As discussed in Module II, energy is not a nutrient. Rather, energy is a property possessed by organic compounds such as CHO, proteins, and lipids. Laboratory procedures are able to estimate the chemical energy of a feedstuff. The procedure uses an oxygen bomb calorimeter to estimate the total chemical energy or gross energy (GE) of a feedstuff.

Figure 3.7 is a simple diagram of a bomb calorimeter.

Figure 3.8 - Diagram of bomb calorimeter

To perform the procedure, a weighed sample and oxygen are added to the chamber, the sample is completely oxidized, and the change in the temperature of the water surrounding the chamber is measured. The gross energy is the total amount of heat produced. The procedure determines the gross energy of the feedstuff; however the gross energy is an inconsistent measure of the energy available to the animal. Therefore, gross energy alone is of little value. However, as discussed later in Module III, gross energy is useful in combination with additional procedures.

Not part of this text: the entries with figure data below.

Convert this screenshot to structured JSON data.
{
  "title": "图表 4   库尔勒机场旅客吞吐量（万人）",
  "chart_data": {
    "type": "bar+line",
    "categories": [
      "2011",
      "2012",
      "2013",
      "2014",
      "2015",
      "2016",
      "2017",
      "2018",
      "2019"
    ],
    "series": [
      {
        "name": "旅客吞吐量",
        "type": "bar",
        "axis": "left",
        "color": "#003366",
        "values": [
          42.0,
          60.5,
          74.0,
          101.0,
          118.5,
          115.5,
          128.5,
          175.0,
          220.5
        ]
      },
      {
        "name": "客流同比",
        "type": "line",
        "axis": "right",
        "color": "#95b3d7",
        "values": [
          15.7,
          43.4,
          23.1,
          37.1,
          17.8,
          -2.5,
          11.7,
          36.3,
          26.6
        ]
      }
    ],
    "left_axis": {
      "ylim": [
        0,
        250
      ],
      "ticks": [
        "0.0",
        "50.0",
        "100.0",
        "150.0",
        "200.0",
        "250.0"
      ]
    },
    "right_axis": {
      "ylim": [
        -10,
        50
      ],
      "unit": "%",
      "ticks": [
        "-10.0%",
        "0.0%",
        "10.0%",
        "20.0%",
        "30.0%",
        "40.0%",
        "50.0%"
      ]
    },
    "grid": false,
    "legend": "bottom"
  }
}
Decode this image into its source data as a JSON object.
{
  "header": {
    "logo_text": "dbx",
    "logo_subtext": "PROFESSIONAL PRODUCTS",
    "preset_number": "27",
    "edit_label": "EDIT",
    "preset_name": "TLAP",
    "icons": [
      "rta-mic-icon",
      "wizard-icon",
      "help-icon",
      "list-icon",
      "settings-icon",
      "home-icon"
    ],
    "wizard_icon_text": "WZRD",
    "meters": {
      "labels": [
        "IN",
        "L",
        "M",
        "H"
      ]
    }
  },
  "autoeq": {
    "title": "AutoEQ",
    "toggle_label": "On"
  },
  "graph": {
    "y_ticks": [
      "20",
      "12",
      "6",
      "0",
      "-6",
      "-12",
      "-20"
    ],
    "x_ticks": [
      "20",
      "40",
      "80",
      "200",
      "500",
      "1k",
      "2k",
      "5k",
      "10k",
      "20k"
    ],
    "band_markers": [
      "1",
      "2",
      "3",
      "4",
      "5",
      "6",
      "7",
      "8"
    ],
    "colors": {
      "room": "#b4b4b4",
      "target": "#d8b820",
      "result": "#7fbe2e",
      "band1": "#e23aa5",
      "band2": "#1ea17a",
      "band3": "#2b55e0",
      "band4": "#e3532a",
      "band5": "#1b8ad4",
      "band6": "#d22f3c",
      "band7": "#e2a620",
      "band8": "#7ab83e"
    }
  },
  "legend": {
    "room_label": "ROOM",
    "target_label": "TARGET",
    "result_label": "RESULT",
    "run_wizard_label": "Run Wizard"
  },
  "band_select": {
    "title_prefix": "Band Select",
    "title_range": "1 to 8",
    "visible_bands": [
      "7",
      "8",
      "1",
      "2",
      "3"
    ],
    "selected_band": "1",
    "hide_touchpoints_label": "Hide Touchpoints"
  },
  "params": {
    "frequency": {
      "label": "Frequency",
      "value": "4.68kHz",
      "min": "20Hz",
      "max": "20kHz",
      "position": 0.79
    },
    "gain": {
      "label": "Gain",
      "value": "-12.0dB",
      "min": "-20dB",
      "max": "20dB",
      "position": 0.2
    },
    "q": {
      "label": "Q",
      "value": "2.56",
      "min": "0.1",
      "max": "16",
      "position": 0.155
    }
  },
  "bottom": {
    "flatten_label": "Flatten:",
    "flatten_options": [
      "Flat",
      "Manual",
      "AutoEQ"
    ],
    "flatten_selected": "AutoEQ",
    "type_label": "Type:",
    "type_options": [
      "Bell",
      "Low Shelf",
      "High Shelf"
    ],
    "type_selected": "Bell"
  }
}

In addition to the laboratory procedures described above, there are specialized procedures to briefly discuss. Only the most extensively used specialized procedures will be discussed. The procedures may be used in specific situations such as animal nutrition research, ration formulation for specific animals, and in-the-field problem-solving. The first procedure is high performance liquid chromatography (HPLC). HPLC identifies individual amino acids in a feedstuff. The second procedure is atomic absorption spectrophotometry. Atomic absorption spectrophotometry identifies individual minerals present in a feedstuff. One application of atomic absorption spectrophotometry is to identify mineral contamination of a forage. The third procedure is near-infrared reflectance spectroscopy (NIRS). NIRS is used to perform standard feedstuff analyses. The major disadvantages of NIRS are the high cost and increased potential for inaccurate analyses for mixed feeds and forages. The fourth procedure is gas-liquid chromatography (GLC). Gas-liquid chromatography is used to analyze gaseous compounds or any compound that can be vaporized. One application of GLC is to identify the individual volatile fatty acids.